Lesley Morag Harrison has sought ways to express her spirituality far from her mixed Catholic/Protestant upbringing in South Africa. In her twenties, she joined the Hare Krishna movement, became a practicing Hindu, had two children, and blended her then-husband’s two children into her family. In her thirties, she discovered the Women’s Spirituality Movement (related to the Wiccan tradition).


She hadn’t been comfortable with her family’s Christmas traditions. “When I was a kid and when I found out that Santa wasn’t real, I thought, my parents have been lying to me,” Lesley explains. “And if they were lying to me about Santa… you know!”


In the celebration of Solstice, which falls on December 21 or 22, she found a solution that worked all around. Coming to the U.S., she noticed, “there’s so much pressure around the holidays. While everyone was doing that last five days of frantic shopping, we were done. Everything that comes with that materialistic thing about Christmas didn’t come into play with my kids.”

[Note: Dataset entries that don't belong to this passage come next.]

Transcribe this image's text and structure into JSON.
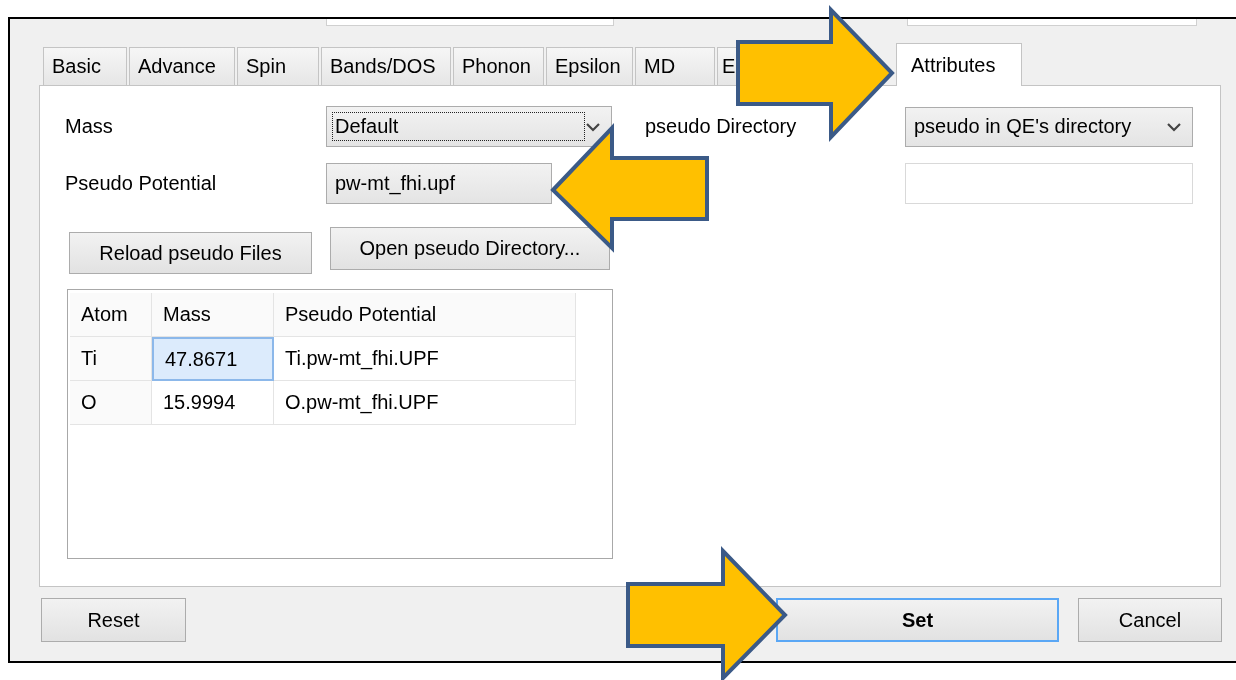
{
  "top_fields": [
    {
      "kind": "field"
    },
    {
      "kind": "field"
    }
  ],
  "tabs": [
    {
      "label": "Basic",
      "selected": false
    },
    {
      "label": "Advance",
      "selected": false
    },
    {
      "label": "Spin",
      "selected": false
    },
    {
      "label": "Bands/DOS",
      "selected": false
    },
    {
      "label": "Phonon",
      "selected": false
    },
    {
      "label": "Epsilon",
      "selected": false
    },
    {
      "label": "MD",
      "selected": false
    },
    {
      "label": "E",
      "selected": false
    },
    {
      "label": "Attributes",
      "selected": true
    }
  ],
  "mass": {
    "label": "Mass",
    "value": "Default",
    "focused": true,
    "chevron": true
  },
  "pseudo_potential": {
    "label": "Pseudo Potential",
    "value": "pw-mt_fhi.upf",
    "focused": false,
    "chevron": false
  },
  "pseudo_directory": {
    "label": "pseudo Directory",
    "value": "pseudo in QE's directory",
    "focused": false,
    "chevron": true
  },
  "buttons": [
    "Reload pseudo Files",
    "Open pseudo Directory..."
  ],
  "table": {
    "columns": [
      "Atom",
      "Mass",
      "Pseudo Potential"
    ],
    "rows": [
      {
        "cells": [
          {
            "text": "Ti",
            "selected": false
          },
          {
            "text": "47.8671",
            "selected": true
          },
          {
            "text": "Ti.pw-mt_fhi.UPF",
            "selected": false
          }
        ]
      },
      {
        "cells": [
          {
            "text": "O",
            "selected": false
          },
          {
            "text": "15.9994",
            "selected": false
          },
          {
            "text": "O.pw-mt_fhi.UPF",
            "selected": false
          }
        ]
      }
    ]
  },
  "dialog_buttons": [
    {
      "label": "Reset",
      "default": false
    },
    {
      "label": "Set",
      "default": true
    },
    {
      "label": "Cancel",
      "default": false
    }
  ]
}
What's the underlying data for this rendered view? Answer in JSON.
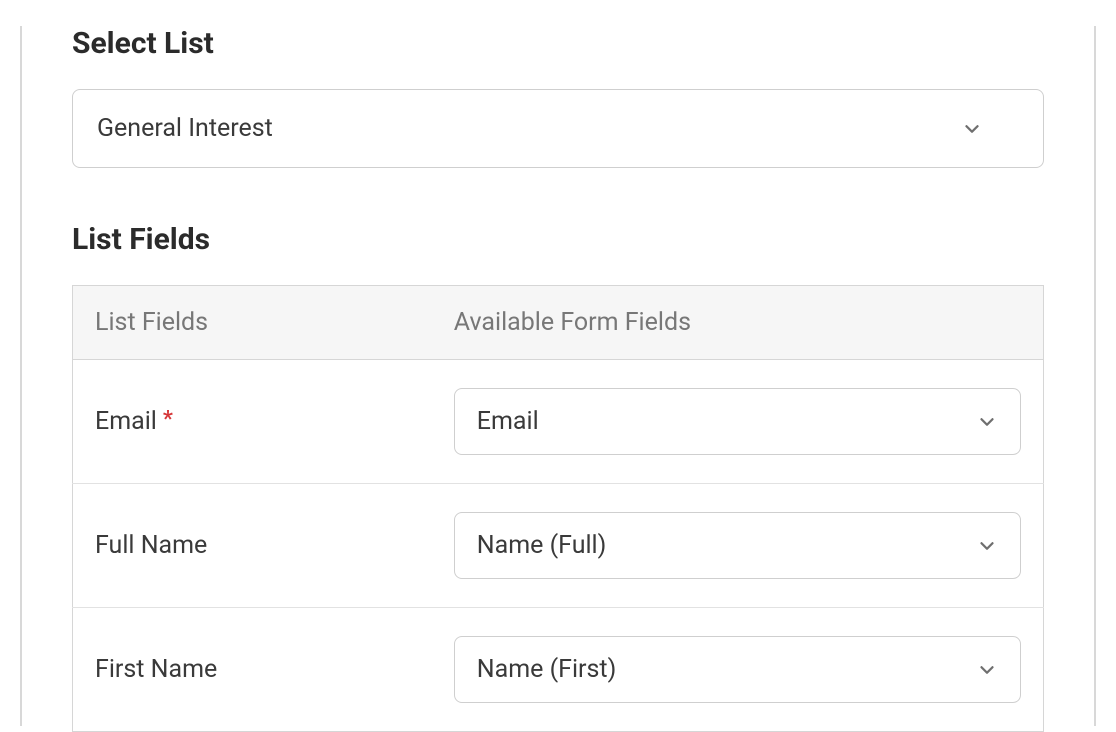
{
  "sections": {
    "select_list": {
      "heading": "Select List",
      "value": "General Interest"
    },
    "list_fields": {
      "heading": "List Fields",
      "columns": {
        "col1": "List Fields",
        "col2": "Available Form Fields"
      },
      "rows": [
        {
          "label": "Email",
          "required": true,
          "required_marker": "*",
          "value": "Email"
        },
        {
          "label": "Full Name",
          "required": false,
          "value": "Name (Full)"
        },
        {
          "label": "First Name",
          "required": false,
          "value": "Name (First)"
        }
      ]
    }
  }
}
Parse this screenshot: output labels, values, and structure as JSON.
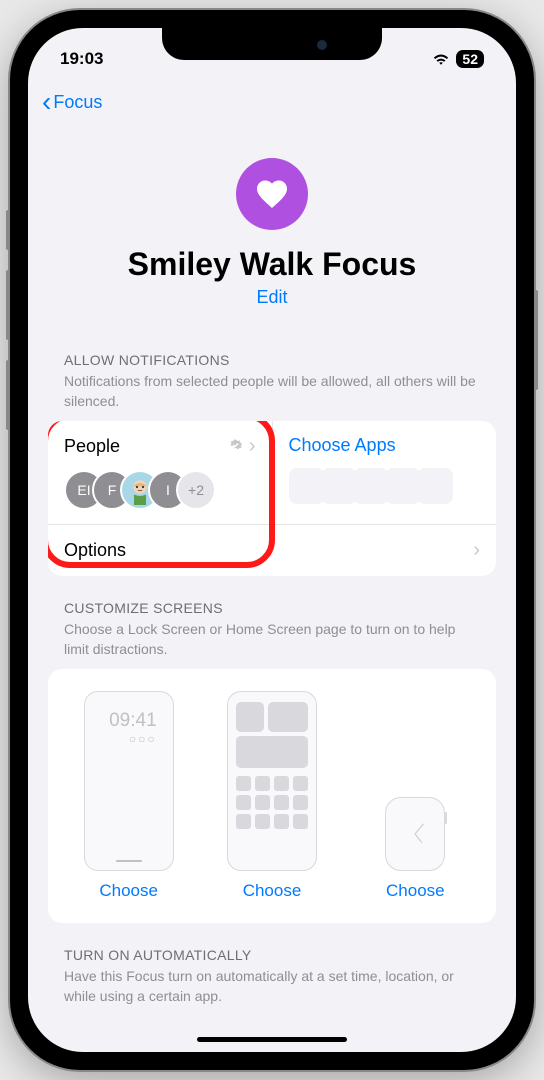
{
  "statusBar": {
    "time": "19:03",
    "battery": "52"
  },
  "nav": {
    "back": "Focus"
  },
  "hero": {
    "title": "Smiley Walk Focus",
    "edit": "Edit"
  },
  "allowNotifications": {
    "header": "ALLOW NOTIFICATIONS",
    "desc": "Notifications from selected people will be allowed, all others will be silenced.",
    "peopleTitle": "People",
    "appsTitle": "Choose Apps",
    "avatars": [
      "EI",
      "F",
      "",
      "I"
    ],
    "more": "+2",
    "options": "Options"
  },
  "customizeScreens": {
    "header": "CUSTOMIZE SCREENS",
    "desc": "Choose a Lock Screen or Home Screen page to turn on to help limit distractions.",
    "lockTime": "09:41",
    "choose": "Choose"
  },
  "autoSection": {
    "header": "TURN ON AUTOMATICALLY",
    "desc": "Have this Focus turn on automatically at a set time, location, or while using a certain app."
  }
}
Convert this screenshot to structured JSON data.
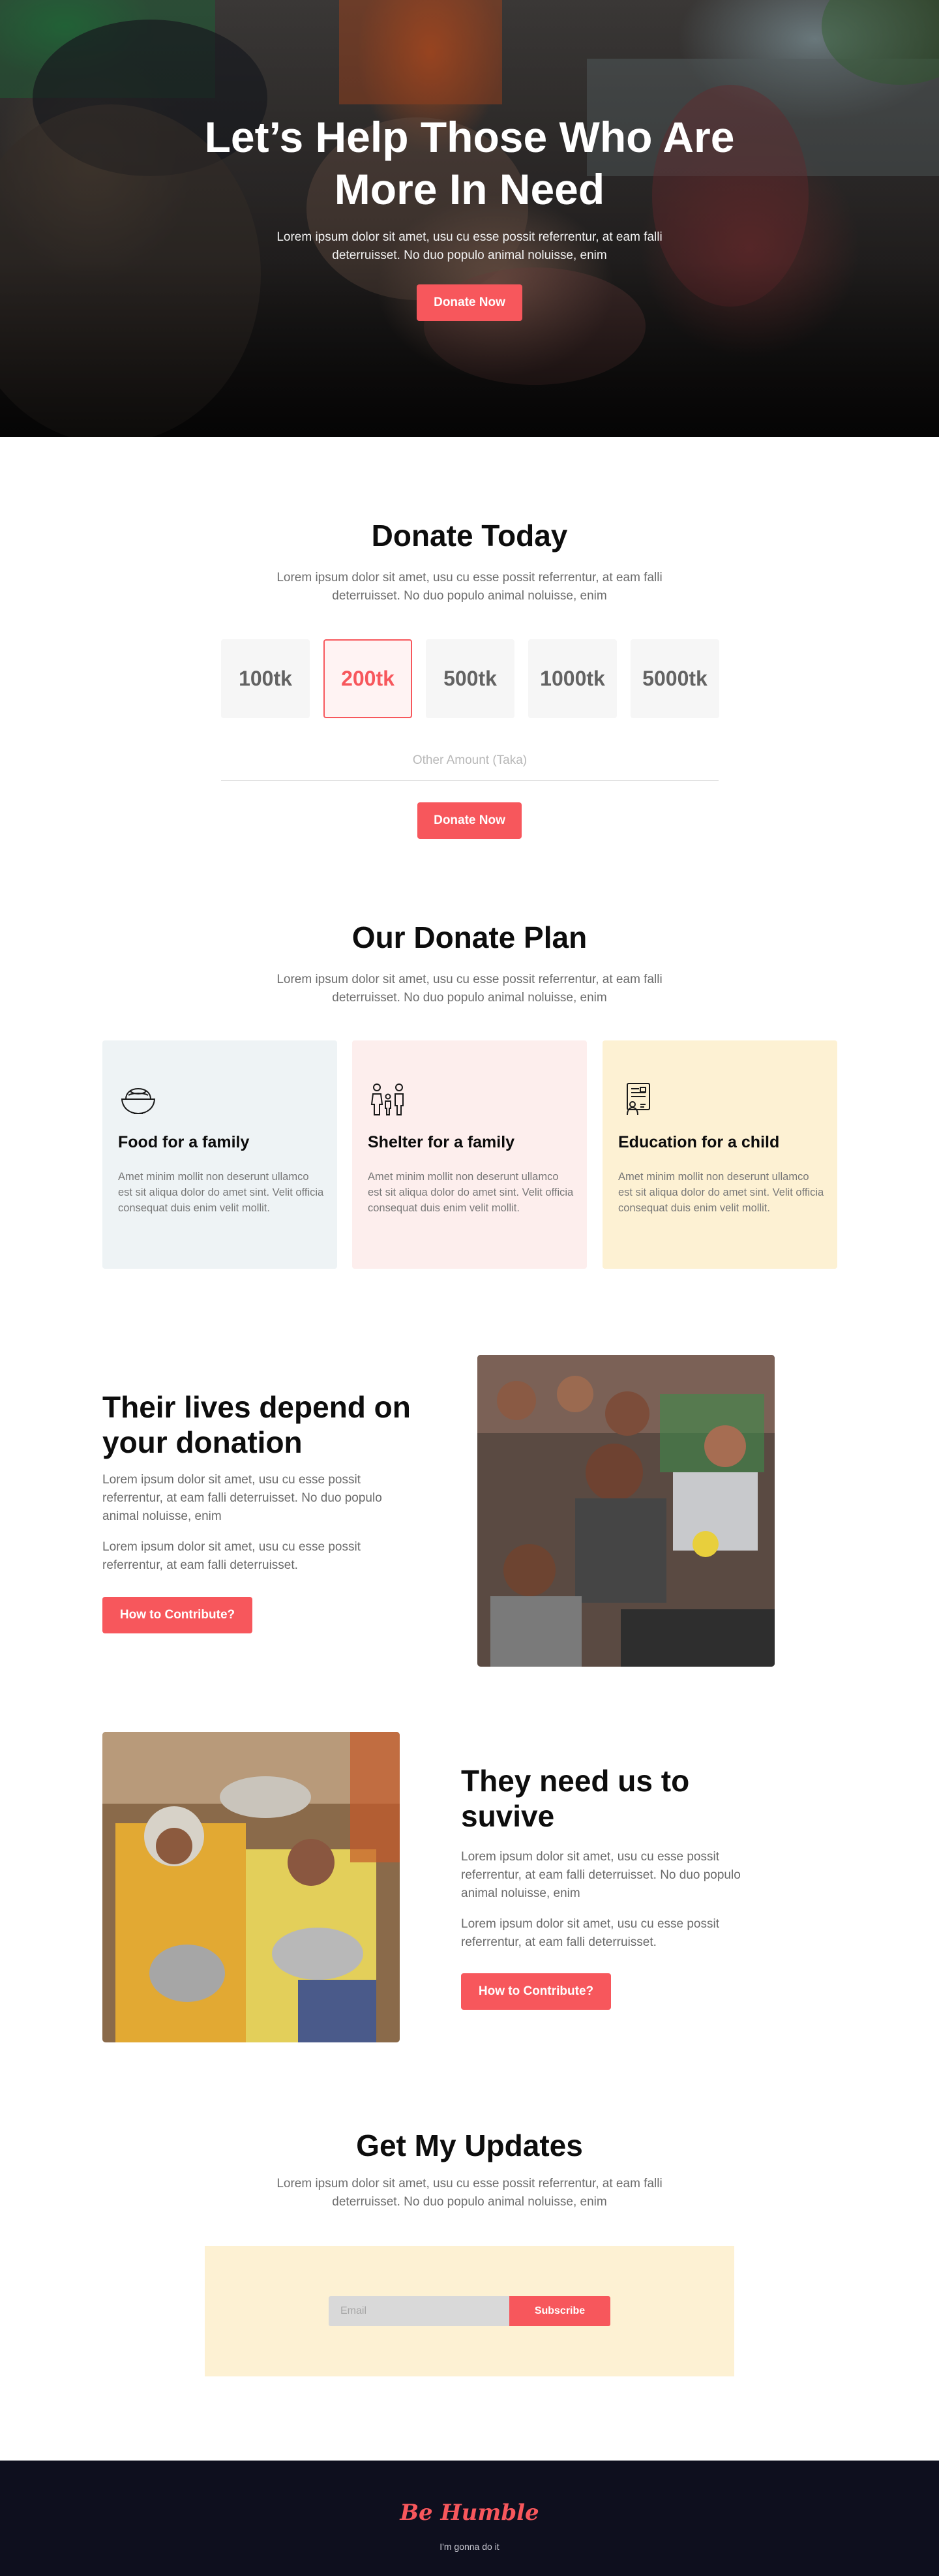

Lesley’s daughter, now 17, attended kindergarten in Scotts Valley, where Lesley remembers having to educate her daughter’s teacher about the pre-Christian meaning of the “Christmas” tree. After that, her children mostly went to Monarch (an alternative school), and her family’s spirituality was supported by the school community.


The ways that families develop their own traditions are affected by the dominant culture, but become a deeply personal aspect of their lives. Families that don’t celebrate an overwhelming cultural force like Christmas find a way to fulfill their children’s need for celebration, and thus integrate their own traditions into the greater culture.


Rabbi Paula emphasizes how much our December holidays have in common. “I think it's important for all of us to teach our kids that even though mainstream consumer culture has shifted the focus of these holidays (Chanukah included), there is a deeper spiritual message that has to do with bringing in the sacred and sharing the miracles of life with our families and friends.”


Suki Wessling is a local writer, publisher, and the mother of two children.